In Bor, the capital of Jonglei state, the number of displaced persons sheltering with the U.N. mission has gone down from a high of around 17,000 last week to 7,000-8,000 on Monday, Contreras said.

Reuters news agency reported that thousands of people have fled Bor after the government warned that groups of youths spotted by a U.N. reconnaissance team at the weekend planned to attack the town, which was recaptured last week by government forces from rebel fighters allied with former Vice President Riek Machar.

Medical charity Médecins Sans Frontières/Doctors Without Borders (MSF) said in a statement Monday that more than 70,000 people, mostly women and children, have arrived in Awerial, in Lakes state, after fleeing violence in Bor.
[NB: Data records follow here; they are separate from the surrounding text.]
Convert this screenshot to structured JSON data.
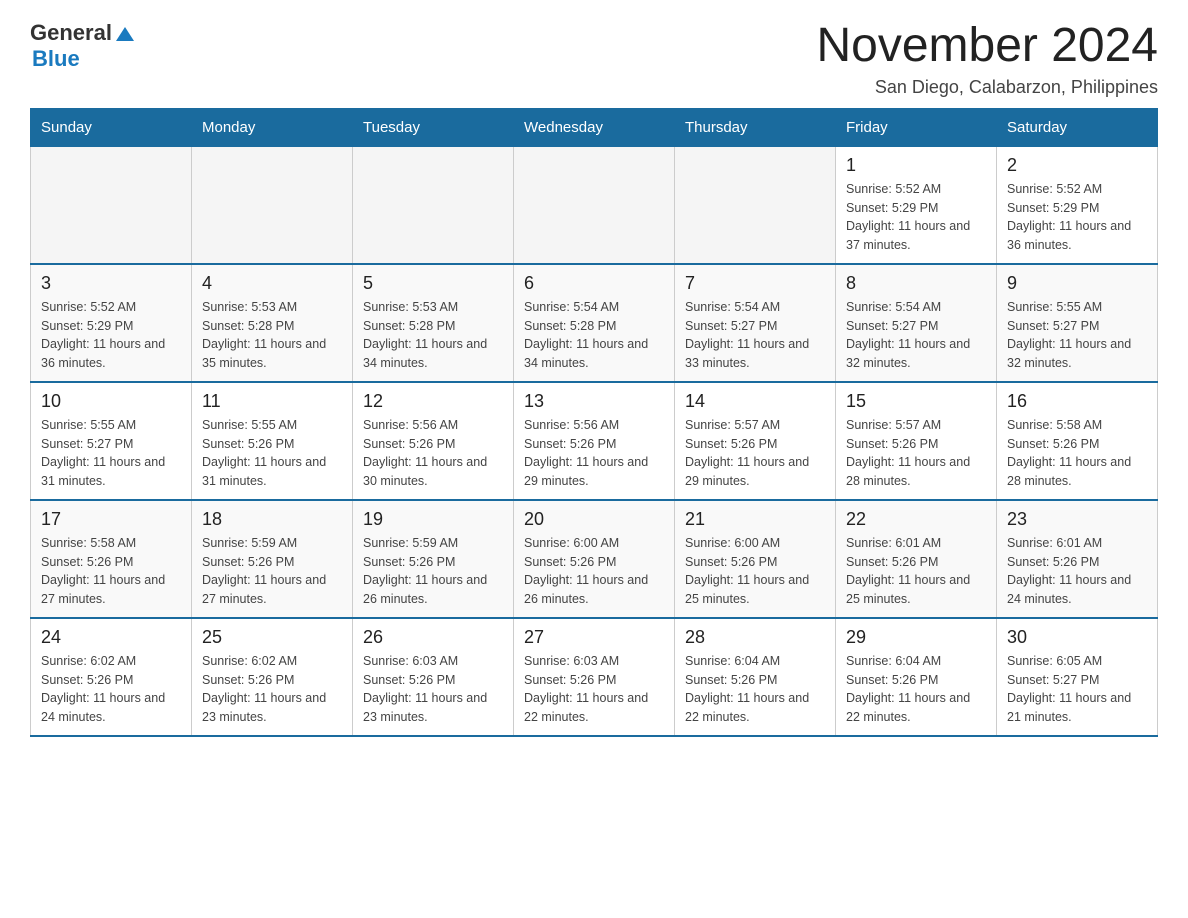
{
  "header": {
    "logo_general": "General",
    "logo_blue": "Blue",
    "month_title": "November 2024",
    "location": "San Diego, Calabarzon, Philippines"
  },
  "days_of_week": [
    "Sunday",
    "Monday",
    "Tuesday",
    "Wednesday",
    "Thursday",
    "Friday",
    "Saturday"
  ],
  "weeks": [
    [
      {
        "day": "",
        "info": ""
      },
      {
        "day": "",
        "info": ""
      },
      {
        "day": "",
        "info": ""
      },
      {
        "day": "",
        "info": ""
      },
      {
        "day": "",
        "info": ""
      },
      {
        "day": "1",
        "info": "Sunrise: 5:52 AM\nSunset: 5:29 PM\nDaylight: 11 hours and 37 minutes."
      },
      {
        "day": "2",
        "info": "Sunrise: 5:52 AM\nSunset: 5:29 PM\nDaylight: 11 hours and 36 minutes."
      }
    ],
    [
      {
        "day": "3",
        "info": "Sunrise: 5:52 AM\nSunset: 5:29 PM\nDaylight: 11 hours and 36 minutes."
      },
      {
        "day": "4",
        "info": "Sunrise: 5:53 AM\nSunset: 5:28 PM\nDaylight: 11 hours and 35 minutes."
      },
      {
        "day": "5",
        "info": "Sunrise: 5:53 AM\nSunset: 5:28 PM\nDaylight: 11 hours and 34 minutes."
      },
      {
        "day": "6",
        "info": "Sunrise: 5:54 AM\nSunset: 5:28 PM\nDaylight: 11 hours and 34 minutes."
      },
      {
        "day": "7",
        "info": "Sunrise: 5:54 AM\nSunset: 5:27 PM\nDaylight: 11 hours and 33 minutes."
      },
      {
        "day": "8",
        "info": "Sunrise: 5:54 AM\nSunset: 5:27 PM\nDaylight: 11 hours and 32 minutes."
      },
      {
        "day": "9",
        "info": "Sunrise: 5:55 AM\nSunset: 5:27 PM\nDaylight: 11 hours and 32 minutes."
      }
    ],
    [
      {
        "day": "10",
        "info": "Sunrise: 5:55 AM\nSunset: 5:27 PM\nDaylight: 11 hours and 31 minutes."
      },
      {
        "day": "11",
        "info": "Sunrise: 5:55 AM\nSunset: 5:26 PM\nDaylight: 11 hours and 31 minutes."
      },
      {
        "day": "12",
        "info": "Sunrise: 5:56 AM\nSunset: 5:26 PM\nDaylight: 11 hours and 30 minutes."
      },
      {
        "day": "13",
        "info": "Sunrise: 5:56 AM\nSunset: 5:26 PM\nDaylight: 11 hours and 29 minutes."
      },
      {
        "day": "14",
        "info": "Sunrise: 5:57 AM\nSunset: 5:26 PM\nDaylight: 11 hours and 29 minutes."
      },
      {
        "day": "15",
        "info": "Sunrise: 5:57 AM\nSunset: 5:26 PM\nDaylight: 11 hours and 28 minutes."
      },
      {
        "day": "16",
        "info": "Sunrise: 5:58 AM\nSunset: 5:26 PM\nDaylight: 11 hours and 28 minutes."
      }
    ],
    [
      {
        "day": "17",
        "info": "Sunrise: 5:58 AM\nSunset: 5:26 PM\nDaylight: 11 hours and 27 minutes."
      },
      {
        "day": "18",
        "info": "Sunrise: 5:59 AM\nSunset: 5:26 PM\nDaylight: 11 hours and 27 minutes."
      },
      {
        "day": "19",
        "info": "Sunrise: 5:59 AM\nSunset: 5:26 PM\nDaylight: 11 hours and 26 minutes."
      },
      {
        "day": "20",
        "info": "Sunrise: 6:00 AM\nSunset: 5:26 PM\nDaylight: 11 hours and 26 minutes."
      },
      {
        "day": "21",
        "info": "Sunrise: 6:00 AM\nSunset: 5:26 PM\nDaylight: 11 hours and 25 minutes."
      },
      {
        "day": "22",
        "info": "Sunrise: 6:01 AM\nSunset: 5:26 PM\nDaylight: 11 hours and 25 minutes."
      },
      {
        "day": "23",
        "info": "Sunrise: 6:01 AM\nSunset: 5:26 PM\nDaylight: 11 hours and 24 minutes."
      }
    ],
    [
      {
        "day": "24",
        "info": "Sunrise: 6:02 AM\nSunset: 5:26 PM\nDaylight: 11 hours and 24 minutes."
      },
      {
        "day": "25",
        "info": "Sunrise: 6:02 AM\nSunset: 5:26 PM\nDaylight: 11 hours and 23 minutes."
      },
      {
        "day": "26",
        "info": "Sunrise: 6:03 AM\nSunset: 5:26 PM\nDaylight: 11 hours and 23 minutes."
      },
      {
        "day": "27",
        "info": "Sunrise: 6:03 AM\nSunset: 5:26 PM\nDaylight: 11 hours and 22 minutes."
      },
      {
        "day": "28",
        "info": "Sunrise: 6:04 AM\nSunset: 5:26 PM\nDaylight: 11 hours and 22 minutes."
      },
      {
        "day": "29",
        "info": "Sunrise: 6:04 AM\nSunset: 5:26 PM\nDaylight: 11 hours and 22 minutes."
      },
      {
        "day": "30",
        "info": "Sunrise: 6:05 AM\nSunset: 5:27 PM\nDaylight: 11 hours and 21 minutes."
      }
    ]
  ]
}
The two towns are separated by 50 kilometers and the Nile River.

"With thousands more people arriving each day, living conditions are verging on the catastrophic," MSF said, calling for more medical and humanitarian assistance for South Sudan.

South Sudan's government claims the youths that the U.N. reconnaissance mission says it spotted around 50 kilometers northeast of Bor are members of the so-called "White Army" -- fighters from Machar's Nuer ethnic group who coat their skin with ash to make it appear white.

Contreras said it was impossible to tell if the youths were moving toward Bor or were "in a stationary holding pattern" near the town.

Currently, forces loyal to President Salva Kiir continue to control Bor, he said.

Violence broke out in the South Sudanese capital on Dec. 15, in what Kiir said was an attempted coup orchestrated by fMachar, and quickly spread around the country.

Kiir has agreed to a ceasefire deal brokered by regional African mediators, and Ugandan President Yoweri Museveni said Monday that East African nations have warned Machar to comply with the ceasefire or face action by regional nations.

The United Nations has estimated that at least 1,000 people have died in the violence, which many observers say has pitted members of Kiir's majority Dinka tribe against his rival Machar's Nuer ethnic group. But many fear that the estimated death toll is a conservative estimate and that far more civilians have died in the violence.